Hollywood movie mogul Harvey Weinstein told a packed audience at the Simon Wiesenthal Center’s National Tribute Dinner Tuesday night that the way to combat the new wave of anti-Semitism is to “stand up and kick these guys in the ass,” the Los Angeles Times reported.
“It’s like, here we go again, we’re right back where we were [before the Holocaust],” said the 63-year-old Weinstein after accepting the Wiesenthal Center’s Humanitarian Award. “We just can’t take it anymore [from] these crazy bastards.”
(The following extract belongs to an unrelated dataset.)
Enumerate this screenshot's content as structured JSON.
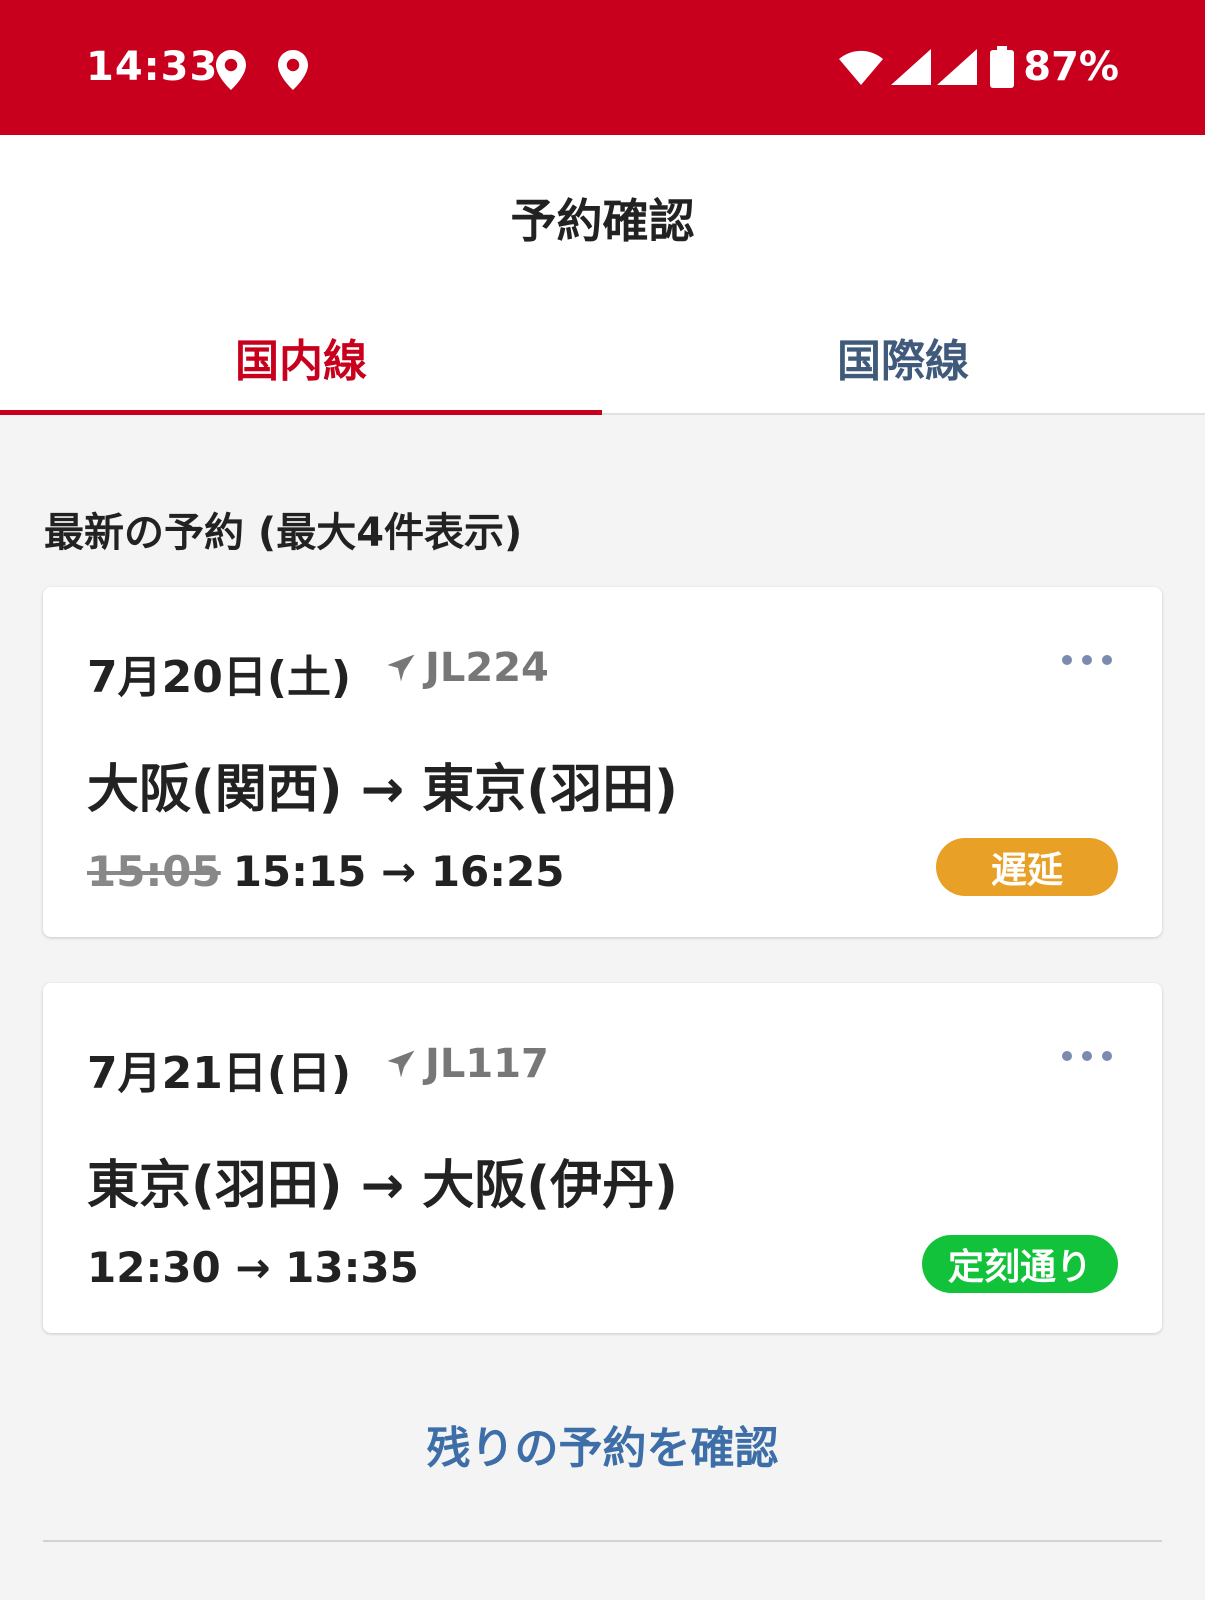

“I think it’s time that we, as Jews, get together with the Muslims who are honorable and peaceful, but we also have to go and protect ourselves,” he said. “There’s a quote from Kurt Vonnegut’s book The Sirens of Titan and it always was the motto of Miramax and now the Weinstein Co. It says, 'Good can triumph over evil if the angels are as organized as the mafia.’”
Weinstein was presented the award by the host of the gala, DreamWorks Animation Chief Executive Jeffrey Katzenberg, and by actor Christoph Waltz, who mentioned that the Jewish producer has made a number of films dealing with Jewish issues and the Holocaust, including Inglourious Basterds, The Imitation Game and Captain Corelli’s Mandolin.
Waltz won a supporting actor Oscar portraying a Nazi in Inglourious Basterds, which Weinstein referred to, saying, “Too bad movies can’t all be like Inglourious Basterds, where Hitler gets what he deserves.”
Weinstein also spoke about his father, who was a sergeant stationed in Cairo during World War II, and aided the Haganah in pre-1948 Palestine. During the ceremony, Katzenberg announced that the Wiesenthal Center, which runs the Museum of Tolerance in Los Angeles, recently raised an additional $50 million toward construction costs of its new museum in Jerusalem, and that the total amount raised to date represents 87 percent of the building's cost.
The Hollywood Reporter noted that Katzenberg said the $50 million includes “a gift of $26 million — the largest gift in the history of the Simon Wiesenthal Center — from Dawn Arnall to name the building in memory of her late husband, Roland,” the billionaire businessman and former US ambassador to the Netherlands.
The other bequests include “a gift of $10 million from the world-renowned philanthropist and chairman of the Milken Institute, along with his wife, Michael and Lori Milken ... and a gift of $10 million from Larry and Carol Mizel to jointly name the Museum of Tolerance Jerusalem campus. A gift of $18 million [came] from one of Canada’s most generous families, Gordon and Leslie Diamond, to name the 1,000-seat amphitheater.”